As I explained in my Washington Post article following the murder of George Floyd in summer 2020, many Black professionals doubted the seriousness of messages they and co-workers were receiving from their executive leaders addressing the tragedy and declaring the value of Black lives. In many companies, Black employees could tell that the comms team, not the CEO, wrote those words. It disappointed some and infuriated others.

Here’s one longstanding truth of which many executives are probably unaware: a lot of Latino professionals in an audience can tell when the leader’s Hispanic Heritage Month event remarks were written by someone else. The words sound hollow and it’s painfully apparent that those leaders haven’t spent much time immersing themselves in Latino culture or talking with the company’s Latinx employees.
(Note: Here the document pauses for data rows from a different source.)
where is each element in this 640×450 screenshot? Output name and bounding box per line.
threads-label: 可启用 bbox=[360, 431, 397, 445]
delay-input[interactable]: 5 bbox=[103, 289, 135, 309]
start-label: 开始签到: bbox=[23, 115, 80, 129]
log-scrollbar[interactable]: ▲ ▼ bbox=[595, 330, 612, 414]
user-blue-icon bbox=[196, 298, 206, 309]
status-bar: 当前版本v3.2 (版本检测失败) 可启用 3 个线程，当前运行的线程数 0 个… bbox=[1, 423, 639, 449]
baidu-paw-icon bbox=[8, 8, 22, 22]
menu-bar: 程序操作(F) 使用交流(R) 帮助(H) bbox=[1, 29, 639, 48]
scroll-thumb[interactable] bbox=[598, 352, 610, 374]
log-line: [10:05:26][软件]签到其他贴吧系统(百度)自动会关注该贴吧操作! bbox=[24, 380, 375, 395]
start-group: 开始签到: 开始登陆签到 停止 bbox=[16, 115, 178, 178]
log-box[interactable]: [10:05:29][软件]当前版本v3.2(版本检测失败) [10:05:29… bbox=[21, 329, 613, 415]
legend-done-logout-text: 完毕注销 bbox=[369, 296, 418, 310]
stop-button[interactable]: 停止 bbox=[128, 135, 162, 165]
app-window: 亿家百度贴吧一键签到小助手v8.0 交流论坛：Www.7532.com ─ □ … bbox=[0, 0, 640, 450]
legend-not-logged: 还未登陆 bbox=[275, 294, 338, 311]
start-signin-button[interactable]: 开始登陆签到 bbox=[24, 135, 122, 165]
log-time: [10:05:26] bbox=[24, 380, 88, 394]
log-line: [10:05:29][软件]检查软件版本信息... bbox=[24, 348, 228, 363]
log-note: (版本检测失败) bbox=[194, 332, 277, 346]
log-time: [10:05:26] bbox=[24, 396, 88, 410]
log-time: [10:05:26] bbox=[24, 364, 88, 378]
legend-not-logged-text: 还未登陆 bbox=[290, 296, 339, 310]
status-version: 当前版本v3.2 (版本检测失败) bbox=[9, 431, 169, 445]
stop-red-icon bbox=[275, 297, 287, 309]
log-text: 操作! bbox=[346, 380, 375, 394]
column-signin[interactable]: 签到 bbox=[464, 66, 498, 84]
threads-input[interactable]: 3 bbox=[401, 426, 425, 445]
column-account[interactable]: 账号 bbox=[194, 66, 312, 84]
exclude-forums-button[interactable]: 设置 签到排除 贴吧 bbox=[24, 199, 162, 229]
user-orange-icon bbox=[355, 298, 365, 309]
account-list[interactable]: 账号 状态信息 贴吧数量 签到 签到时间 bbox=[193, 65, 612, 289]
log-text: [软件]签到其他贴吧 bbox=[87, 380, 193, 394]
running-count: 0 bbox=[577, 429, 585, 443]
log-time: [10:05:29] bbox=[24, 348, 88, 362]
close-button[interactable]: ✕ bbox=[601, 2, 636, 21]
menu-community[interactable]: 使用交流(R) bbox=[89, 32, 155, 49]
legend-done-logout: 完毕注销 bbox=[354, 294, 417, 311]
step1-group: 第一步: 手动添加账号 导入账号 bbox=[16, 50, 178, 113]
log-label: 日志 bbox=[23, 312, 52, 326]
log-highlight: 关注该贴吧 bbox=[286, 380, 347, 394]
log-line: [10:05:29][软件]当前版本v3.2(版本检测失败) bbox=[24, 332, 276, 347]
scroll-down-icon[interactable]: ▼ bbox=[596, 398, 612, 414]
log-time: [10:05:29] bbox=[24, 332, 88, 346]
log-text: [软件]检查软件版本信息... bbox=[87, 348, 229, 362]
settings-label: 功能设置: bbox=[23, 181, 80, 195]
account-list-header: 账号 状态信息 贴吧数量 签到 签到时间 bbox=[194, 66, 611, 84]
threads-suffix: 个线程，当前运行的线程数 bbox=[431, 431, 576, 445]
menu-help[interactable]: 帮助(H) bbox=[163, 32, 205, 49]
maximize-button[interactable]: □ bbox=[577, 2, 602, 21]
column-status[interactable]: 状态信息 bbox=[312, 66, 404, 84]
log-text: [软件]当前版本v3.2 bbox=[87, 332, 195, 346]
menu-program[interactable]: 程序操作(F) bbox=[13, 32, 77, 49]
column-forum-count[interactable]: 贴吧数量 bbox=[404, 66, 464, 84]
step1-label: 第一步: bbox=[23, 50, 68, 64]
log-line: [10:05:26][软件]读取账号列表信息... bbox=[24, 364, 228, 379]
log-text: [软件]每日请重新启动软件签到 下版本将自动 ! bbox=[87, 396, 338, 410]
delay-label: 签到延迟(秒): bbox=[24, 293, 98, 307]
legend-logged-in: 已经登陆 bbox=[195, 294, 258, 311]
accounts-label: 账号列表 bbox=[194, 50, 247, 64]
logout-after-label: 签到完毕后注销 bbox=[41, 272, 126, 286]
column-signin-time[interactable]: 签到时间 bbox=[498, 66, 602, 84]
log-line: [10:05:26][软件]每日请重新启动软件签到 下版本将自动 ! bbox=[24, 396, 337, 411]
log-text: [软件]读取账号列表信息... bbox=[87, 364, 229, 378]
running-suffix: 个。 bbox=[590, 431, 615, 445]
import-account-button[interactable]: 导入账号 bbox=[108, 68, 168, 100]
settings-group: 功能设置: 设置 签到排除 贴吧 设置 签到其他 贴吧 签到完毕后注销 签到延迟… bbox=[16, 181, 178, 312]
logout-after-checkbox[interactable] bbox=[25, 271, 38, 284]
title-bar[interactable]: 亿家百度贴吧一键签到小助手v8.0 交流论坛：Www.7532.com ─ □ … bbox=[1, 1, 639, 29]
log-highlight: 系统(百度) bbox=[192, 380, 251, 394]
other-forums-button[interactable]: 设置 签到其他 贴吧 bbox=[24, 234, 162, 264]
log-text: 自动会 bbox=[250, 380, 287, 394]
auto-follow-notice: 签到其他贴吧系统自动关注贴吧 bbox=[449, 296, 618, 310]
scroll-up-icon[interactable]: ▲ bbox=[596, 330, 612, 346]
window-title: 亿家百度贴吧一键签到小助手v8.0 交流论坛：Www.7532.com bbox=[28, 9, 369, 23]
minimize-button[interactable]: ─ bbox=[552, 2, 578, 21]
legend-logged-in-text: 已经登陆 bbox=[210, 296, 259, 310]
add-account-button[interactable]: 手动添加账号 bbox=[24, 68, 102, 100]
There’s a chance that a ChatGPT speech would sound better — especially if it’s instructed to make the second and third drafts sound more personal and compassionate. But is this the right thing to do? No.

Because ChatGPT is so new, I and other DEI researchers haven’t yet had an opportunity to study how women, employees of color, and colleagues who are queer, Muslim, Jewish, or otherwise diverse would feel about receiving a caring-sounding email focused on their communities from a leader who used ChatGPT to write it. I comfortably predict that the overwhelming majority of them would deem it improper, inexcusably dishonest, and in some instances, typical.

Some K-12 school districts – including the New York City Department of Education, our nation’s largest public school system – have already banned students’ use of ChatGPT because it’s considered plagiarism (as are other ways of misrepresenting something that someone else wrote as one’s own work). Higher education leaders and faculty members also are grappling with the tech tool’s ethical implications. Forbes Contributor Chris Westfall recently wrote about a survey in which nearly three-fourths of professors indicated they were concerned about collegians using the AI tool to cheat.

ChatGPT shouldn’t be banned in businesses, but corporate leaders must resist using it to voice their perspectives on and commitments to DEI. They have to be mindful of what the first letter in AI stands for — employees neither want nor deserve artificiality in the DEI communications they receive.